South Korea is seeking earlier and prioritized access to NVIDIA’s next-generation Vera Rubin graphics processing units, reflecting intensifying global competition for advanced AI computing capacity amid constrained supply of high-end chips.
The request was outlined by Deputy Prime Minister and Minister of Science and ICT Baek Hyeong-hoon ahead of a scheduled meeting with Jensen Huang at a Korea AI reception hosted by the company in Seoul on Tuesday.
Baek said discussions with NVIDIA would focus on stabilizing GPU supply and expanding South Korea’s artificial intelligence infrastructure, which the government is framing as a transition toward large-scale “AI factory” systems built around high-performance computing clusters.
He said South Korea expects shipments of NVIDIA’s B300 GPUs to proceed on schedule, but that deliveries of the newer Vera Rubin chips could face delays, prompting Seoul to seek priority allocation for the latest generation hardware.
The government said it is currently discussing procurement volumes of roughly 7,000 B300 units and fewer than 3,000 Vera Rubin GPUs, with the goal of securing supply within the year.
The talks reflect broader efforts by South Korea to secure a stronger position in NVIDIA’s global allocation pipeline, as the company’s AI accelerators have become central infrastructure for generative AI development and increasingly scarce amid surging demand from governments and technology firms.
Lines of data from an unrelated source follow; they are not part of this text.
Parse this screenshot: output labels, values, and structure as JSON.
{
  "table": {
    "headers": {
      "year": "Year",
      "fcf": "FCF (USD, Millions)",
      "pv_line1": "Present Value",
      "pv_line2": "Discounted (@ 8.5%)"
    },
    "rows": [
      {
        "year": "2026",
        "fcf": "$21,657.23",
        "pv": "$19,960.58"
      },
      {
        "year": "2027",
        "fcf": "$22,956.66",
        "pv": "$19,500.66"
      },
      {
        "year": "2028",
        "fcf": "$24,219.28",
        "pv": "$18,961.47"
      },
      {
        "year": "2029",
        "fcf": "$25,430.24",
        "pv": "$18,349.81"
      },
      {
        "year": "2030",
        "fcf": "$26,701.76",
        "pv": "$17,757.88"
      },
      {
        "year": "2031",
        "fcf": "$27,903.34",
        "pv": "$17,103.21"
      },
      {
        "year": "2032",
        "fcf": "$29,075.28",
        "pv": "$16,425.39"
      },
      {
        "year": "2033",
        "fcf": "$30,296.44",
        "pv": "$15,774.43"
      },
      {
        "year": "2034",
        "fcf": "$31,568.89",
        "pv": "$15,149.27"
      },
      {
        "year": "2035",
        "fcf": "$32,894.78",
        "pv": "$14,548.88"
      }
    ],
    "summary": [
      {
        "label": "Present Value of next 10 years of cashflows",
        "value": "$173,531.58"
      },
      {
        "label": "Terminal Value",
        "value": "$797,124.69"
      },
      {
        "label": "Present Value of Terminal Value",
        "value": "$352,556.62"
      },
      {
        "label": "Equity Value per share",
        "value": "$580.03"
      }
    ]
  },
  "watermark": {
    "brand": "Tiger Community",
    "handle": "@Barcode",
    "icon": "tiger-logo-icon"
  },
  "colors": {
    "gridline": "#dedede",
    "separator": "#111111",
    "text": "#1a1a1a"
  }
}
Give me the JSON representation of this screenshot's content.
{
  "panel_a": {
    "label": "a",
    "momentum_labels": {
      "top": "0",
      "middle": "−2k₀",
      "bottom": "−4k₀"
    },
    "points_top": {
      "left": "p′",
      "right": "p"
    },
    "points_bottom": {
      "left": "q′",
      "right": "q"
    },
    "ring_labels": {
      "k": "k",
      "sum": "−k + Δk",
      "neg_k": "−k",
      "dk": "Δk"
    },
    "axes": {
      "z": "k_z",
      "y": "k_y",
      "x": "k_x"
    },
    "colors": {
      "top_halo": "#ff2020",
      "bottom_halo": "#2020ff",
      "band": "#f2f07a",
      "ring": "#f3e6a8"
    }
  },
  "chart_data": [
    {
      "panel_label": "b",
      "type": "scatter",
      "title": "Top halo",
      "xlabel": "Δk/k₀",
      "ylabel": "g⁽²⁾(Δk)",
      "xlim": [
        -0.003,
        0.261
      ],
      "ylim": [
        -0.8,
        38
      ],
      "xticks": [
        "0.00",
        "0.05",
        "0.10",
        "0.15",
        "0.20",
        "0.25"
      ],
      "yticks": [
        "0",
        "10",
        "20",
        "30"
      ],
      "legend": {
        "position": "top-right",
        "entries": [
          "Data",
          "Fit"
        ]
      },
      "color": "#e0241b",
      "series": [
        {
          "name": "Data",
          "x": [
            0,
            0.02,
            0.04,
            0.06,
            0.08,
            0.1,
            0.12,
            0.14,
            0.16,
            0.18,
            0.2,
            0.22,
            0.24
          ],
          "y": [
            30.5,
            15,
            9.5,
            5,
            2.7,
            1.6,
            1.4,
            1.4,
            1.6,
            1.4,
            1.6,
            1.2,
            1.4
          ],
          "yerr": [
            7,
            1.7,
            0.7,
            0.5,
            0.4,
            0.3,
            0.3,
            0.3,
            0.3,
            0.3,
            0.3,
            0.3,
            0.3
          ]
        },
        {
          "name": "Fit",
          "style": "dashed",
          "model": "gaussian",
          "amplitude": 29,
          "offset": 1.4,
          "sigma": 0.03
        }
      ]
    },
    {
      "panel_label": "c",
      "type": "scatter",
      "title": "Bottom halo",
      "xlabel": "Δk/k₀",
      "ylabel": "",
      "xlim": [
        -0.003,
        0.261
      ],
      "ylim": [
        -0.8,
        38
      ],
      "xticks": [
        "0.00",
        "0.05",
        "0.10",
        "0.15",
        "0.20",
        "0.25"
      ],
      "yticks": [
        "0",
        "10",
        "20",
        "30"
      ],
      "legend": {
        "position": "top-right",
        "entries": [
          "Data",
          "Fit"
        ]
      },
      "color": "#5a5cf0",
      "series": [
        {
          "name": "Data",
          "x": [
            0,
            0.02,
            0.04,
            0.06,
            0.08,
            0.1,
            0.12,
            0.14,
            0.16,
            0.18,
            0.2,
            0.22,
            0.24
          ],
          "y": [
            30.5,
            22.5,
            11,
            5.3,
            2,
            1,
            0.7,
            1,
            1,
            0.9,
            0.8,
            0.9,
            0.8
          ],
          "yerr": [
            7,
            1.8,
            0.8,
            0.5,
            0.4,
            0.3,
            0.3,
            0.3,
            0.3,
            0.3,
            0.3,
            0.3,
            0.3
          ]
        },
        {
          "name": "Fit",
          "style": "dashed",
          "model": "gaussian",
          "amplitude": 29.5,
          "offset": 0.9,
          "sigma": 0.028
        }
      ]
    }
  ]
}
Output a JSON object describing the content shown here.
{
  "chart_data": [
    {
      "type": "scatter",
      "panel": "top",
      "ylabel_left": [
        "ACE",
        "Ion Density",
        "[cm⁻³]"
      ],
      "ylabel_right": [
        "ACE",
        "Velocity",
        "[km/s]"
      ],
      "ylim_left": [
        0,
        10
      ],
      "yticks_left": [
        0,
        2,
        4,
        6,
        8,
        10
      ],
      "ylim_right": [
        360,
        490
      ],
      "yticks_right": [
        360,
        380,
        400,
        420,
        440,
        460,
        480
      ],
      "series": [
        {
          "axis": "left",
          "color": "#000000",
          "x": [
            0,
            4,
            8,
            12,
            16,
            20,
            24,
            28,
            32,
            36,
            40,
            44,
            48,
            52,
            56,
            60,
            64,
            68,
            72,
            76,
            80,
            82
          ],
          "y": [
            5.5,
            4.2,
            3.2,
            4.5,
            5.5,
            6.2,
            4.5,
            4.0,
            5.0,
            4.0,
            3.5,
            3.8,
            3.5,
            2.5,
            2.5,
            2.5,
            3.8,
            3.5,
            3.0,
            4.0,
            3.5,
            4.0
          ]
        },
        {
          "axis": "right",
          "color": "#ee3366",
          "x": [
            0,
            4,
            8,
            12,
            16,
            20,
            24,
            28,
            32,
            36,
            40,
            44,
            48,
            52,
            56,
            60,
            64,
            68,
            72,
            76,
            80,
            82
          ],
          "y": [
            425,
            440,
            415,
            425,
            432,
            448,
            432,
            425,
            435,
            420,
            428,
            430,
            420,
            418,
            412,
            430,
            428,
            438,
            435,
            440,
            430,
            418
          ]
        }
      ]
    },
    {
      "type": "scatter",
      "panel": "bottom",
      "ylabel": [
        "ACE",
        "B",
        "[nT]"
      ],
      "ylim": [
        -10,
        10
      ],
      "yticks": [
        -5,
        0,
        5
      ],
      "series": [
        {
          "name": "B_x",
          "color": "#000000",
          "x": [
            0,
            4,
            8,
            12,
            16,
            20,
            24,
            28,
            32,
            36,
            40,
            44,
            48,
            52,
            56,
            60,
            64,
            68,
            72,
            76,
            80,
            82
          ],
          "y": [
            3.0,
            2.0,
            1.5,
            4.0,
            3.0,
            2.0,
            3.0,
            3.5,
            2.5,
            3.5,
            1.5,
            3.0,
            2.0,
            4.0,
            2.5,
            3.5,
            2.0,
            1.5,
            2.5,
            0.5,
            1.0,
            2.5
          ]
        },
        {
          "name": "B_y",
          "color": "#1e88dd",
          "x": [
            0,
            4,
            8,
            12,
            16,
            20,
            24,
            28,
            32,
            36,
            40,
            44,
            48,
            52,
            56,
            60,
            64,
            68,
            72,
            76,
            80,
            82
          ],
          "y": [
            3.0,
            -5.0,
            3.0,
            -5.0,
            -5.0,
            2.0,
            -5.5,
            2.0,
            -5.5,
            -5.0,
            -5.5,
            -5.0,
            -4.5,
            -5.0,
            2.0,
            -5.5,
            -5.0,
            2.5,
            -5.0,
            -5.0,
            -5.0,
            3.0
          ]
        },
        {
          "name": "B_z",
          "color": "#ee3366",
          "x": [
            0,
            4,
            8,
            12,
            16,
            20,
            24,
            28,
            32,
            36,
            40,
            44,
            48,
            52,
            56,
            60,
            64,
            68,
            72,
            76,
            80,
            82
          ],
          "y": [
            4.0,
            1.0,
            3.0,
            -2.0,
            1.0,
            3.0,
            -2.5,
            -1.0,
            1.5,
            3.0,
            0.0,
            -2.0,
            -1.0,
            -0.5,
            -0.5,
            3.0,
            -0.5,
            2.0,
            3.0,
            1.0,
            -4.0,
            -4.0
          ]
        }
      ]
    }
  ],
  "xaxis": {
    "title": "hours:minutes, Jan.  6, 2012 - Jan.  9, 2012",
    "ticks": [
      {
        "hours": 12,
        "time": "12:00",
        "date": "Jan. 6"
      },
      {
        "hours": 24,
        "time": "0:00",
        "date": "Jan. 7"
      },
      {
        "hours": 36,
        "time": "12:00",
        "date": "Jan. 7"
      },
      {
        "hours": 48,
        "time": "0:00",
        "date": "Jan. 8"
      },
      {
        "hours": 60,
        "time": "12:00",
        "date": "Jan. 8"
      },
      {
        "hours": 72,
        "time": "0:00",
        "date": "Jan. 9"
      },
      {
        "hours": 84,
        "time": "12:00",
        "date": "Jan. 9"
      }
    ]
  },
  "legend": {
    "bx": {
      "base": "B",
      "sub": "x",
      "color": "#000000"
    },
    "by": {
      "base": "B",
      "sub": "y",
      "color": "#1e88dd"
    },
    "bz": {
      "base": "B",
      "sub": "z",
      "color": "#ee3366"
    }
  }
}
The engagement builds on commitments made during the APEC Summit, where both sides discussed large-scale GPU supply cooperation involving more than 260,000 units as part of long-term AI infrastructure planning.
Beyond chip procurement, Baek said cooperation with NVIDIA is expected to extend into building gigawatt-scale data centers and integrated AI “factories” that require coordination across power supply, industrial capacity and computing deployment.
South Korean officials are also working with energy authorities on long-term electricity planning to support rapid expansion of AI data centers and are considering dedicated pricing structures for large-scale computing facilities, as demand for power-intensive AI infrastructure accelerates.